Neither This Nor That
“Not this not that” is the title of Derz’s Berlin solo show. The title is a translation from the Sanskrit expression ‘neti neti,’ referring to a method of distinguishing the immaterial from the material worlds in Hindu and Buddhist practices. In self-isolation in her studio during lockdown in Berlin, Derz thought about the Australian bush and became determined to re-create its unique smell—eucalyptus, earth, the smokiness of sun heating paperbark, and a hint of resin—for her exhibition. Turning her studio into a laboratory she mixed substances in glass vessels in an attempt to create the scent of home. The resulting illusion evokes one place in quite another. The photographic and video works exhibited in Berlin, as “Loving the Alien” (2019–20), grew out of a project that brought indigenous history, water research scientists and artists together at Gulgadya Muru, a wild area of the Manly Dam Reserve in Sydney. For the series “Ritual of Eels: Loving the Alien” (2019–20) her participants were painted bright, chromakey green and photographed submerged in the water, only their heads visible between the lily pads. Her subjects in this series appear like water nymphs, denizens of a mysterious world parallel with our own, if only we could see it. They are photographed with eyes closed, then open, as if ‘speaking’ a mute Morse code.

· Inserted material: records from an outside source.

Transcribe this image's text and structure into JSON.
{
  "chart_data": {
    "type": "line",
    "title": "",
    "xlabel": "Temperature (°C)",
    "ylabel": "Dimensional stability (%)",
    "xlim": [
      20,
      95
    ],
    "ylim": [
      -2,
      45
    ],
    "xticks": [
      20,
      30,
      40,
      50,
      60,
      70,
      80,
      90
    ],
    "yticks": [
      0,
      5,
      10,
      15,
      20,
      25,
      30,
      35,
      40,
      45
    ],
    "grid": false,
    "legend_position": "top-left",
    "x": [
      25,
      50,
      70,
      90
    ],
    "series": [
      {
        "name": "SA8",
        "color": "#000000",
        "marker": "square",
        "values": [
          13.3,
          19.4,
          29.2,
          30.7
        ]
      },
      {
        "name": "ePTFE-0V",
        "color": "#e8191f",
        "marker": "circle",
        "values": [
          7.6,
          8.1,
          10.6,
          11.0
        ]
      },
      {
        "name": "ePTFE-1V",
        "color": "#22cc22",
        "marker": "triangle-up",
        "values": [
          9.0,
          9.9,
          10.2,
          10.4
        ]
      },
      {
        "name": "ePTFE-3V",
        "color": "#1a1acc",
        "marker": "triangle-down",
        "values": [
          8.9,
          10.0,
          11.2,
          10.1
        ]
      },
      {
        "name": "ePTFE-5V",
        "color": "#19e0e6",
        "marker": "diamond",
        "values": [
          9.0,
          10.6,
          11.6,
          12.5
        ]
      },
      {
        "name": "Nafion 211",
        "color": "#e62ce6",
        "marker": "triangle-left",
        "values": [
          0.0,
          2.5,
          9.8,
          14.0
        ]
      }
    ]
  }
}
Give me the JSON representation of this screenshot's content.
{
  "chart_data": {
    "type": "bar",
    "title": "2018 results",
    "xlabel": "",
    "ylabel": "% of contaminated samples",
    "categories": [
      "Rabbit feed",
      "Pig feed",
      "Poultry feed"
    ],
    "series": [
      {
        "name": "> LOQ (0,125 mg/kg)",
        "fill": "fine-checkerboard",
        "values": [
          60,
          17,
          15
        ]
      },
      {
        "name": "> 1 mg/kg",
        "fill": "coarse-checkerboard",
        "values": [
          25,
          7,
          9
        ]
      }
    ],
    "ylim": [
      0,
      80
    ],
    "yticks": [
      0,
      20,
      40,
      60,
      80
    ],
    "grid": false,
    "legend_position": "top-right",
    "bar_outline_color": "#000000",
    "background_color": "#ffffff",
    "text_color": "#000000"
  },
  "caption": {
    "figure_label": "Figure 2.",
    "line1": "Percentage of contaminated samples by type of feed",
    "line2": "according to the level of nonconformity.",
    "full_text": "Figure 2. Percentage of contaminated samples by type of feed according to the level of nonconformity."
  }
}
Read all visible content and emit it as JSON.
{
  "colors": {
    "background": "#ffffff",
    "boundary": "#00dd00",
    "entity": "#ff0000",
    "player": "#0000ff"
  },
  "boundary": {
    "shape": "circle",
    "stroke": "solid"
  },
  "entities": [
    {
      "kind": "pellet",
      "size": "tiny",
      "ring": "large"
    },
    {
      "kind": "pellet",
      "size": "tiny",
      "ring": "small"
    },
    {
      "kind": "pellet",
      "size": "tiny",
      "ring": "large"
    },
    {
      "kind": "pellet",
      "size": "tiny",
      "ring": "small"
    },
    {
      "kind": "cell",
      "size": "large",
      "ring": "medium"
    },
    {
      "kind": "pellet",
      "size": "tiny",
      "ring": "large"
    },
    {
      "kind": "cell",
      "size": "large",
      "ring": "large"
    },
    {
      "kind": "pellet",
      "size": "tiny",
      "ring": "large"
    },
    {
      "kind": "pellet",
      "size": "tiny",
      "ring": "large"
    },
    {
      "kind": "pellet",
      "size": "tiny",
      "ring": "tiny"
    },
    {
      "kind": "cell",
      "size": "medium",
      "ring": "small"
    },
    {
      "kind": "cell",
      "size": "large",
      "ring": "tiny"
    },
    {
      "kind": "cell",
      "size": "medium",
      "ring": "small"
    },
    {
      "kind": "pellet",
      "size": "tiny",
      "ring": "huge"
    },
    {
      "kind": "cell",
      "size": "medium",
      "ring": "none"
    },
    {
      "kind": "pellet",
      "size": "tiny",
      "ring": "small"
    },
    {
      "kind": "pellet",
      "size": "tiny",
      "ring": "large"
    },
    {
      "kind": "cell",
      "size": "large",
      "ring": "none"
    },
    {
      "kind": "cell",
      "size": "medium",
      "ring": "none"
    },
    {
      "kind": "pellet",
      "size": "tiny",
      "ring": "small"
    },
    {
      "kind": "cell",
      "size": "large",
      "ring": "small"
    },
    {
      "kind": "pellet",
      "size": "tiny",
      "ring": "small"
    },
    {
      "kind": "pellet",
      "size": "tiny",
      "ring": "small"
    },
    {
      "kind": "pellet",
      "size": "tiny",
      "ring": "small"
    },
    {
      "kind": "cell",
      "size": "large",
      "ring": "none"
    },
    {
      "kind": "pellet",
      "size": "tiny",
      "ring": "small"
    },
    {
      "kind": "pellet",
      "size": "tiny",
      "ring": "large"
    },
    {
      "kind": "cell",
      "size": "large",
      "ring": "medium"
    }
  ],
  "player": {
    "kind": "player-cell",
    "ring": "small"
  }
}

Derz continued the project in Berlin, using its parks and gardens as stand-ins for wilderness, just as the sand dunes at Stockton, north of Sydney, were a substitute for the desert in her earlier work. For Derz the figure of the ‘alien’ represents the possibility of transformation. It also alludes to the ‘illegal alien,’ the undocumented, unwelcomed foreigner—the other. “I think it’s important to return the ‘unknown’ or ‘what cannot be said’ to the body. The unknown is often considered in terms of the ‘other’ or foreignness rather than more intimately within ourselves,” said the artist.

Derz sometimes says her works are like “bad poems”—grasping at the ineffable, the unsayable. She imagines fragile, mysterious threads of connection and belonging that tie us to the natural world and to each other. Even while grappling with loss and absence, Derz creates allegories that reveal the possibility of redemption.